The Grapevine

HIV Update 2019: What We Know About Its Effects, Cure Today

The HIV and AIDS outbreak started in the 1980s and early 1990s across the world. The World Health Organization previously revealed that more than 70 million people have been reported with the infection while 35 million have died of AIDS.

Scientists discovered the potential origin of the disease in 1999, according to HISTORY. Traces of HIV were found in chimpanzees that infected hunters in Africa. 

Researchers believed the first transmission of the virus to humans occurred in 1920 in Kinshasa, the capital and largest city in Congo. From there, the global pandemic started. 

To date, countless programs and studies have been launched by governments and organizations across the world to find an effective HIV cure. However, despite the technological advances, the scientific community is still far away from finding an effective cure. 

HIV treatment is prevention

Despite the lack of cure, experts found ways to prevent the spread of the infection. Some medications are already available in the market to keep HIV undetectable and to cut the risk of sexually transmitting the virus to partners.

Antiretroviral therapy (ART) can reduce the amount of HIV in the blood and causes viral suppression. Previous studies of thousands of male-female and male-male couples, with one of each couple being HIV positive found no transmissionswhen the HIV-positive partner was virally suppressed, according to, a website of the U.S. Department of Health & Human Services. 

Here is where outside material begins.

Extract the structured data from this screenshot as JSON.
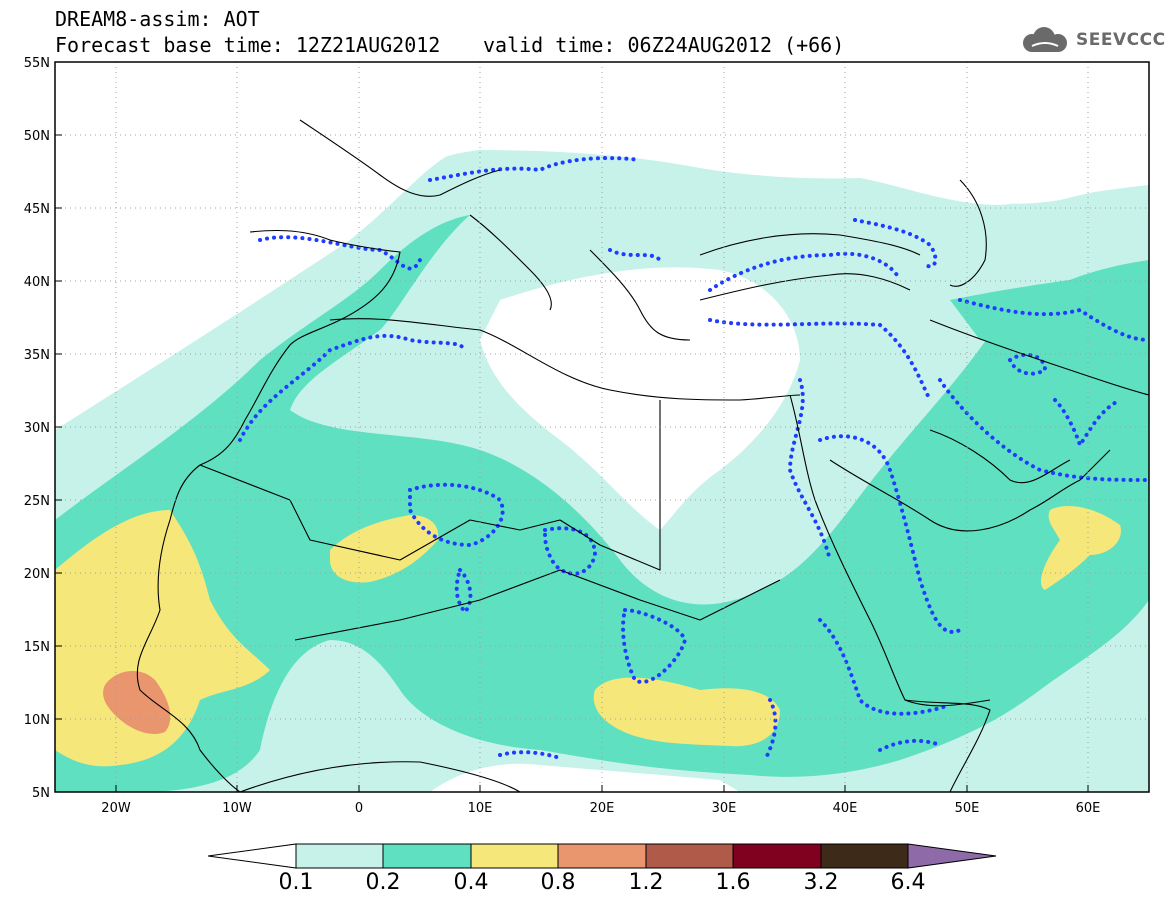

ART can also reduce the risk of mother-to-child transmission.

Potential HIV cure

In early March, a new study surprised the world after reporting the second patient to be cured of HIV, a progress that came nearly 12 years after the first cured patient was unveiled.  

The latest success confirmed that a cure for H.I.V. infection is possible. Scientists used a bone marrow transplant to clear the second patient of the virus. It was the same process applied to the first person who was reported clinically cured of HIV in 2007.

The bone marrow provided new immune cells with the ability to resist infection, which stopped the development and spread of the virus in the body of the patient. 

However, more studies are required until doctors can clinically use such treatment to end HIV.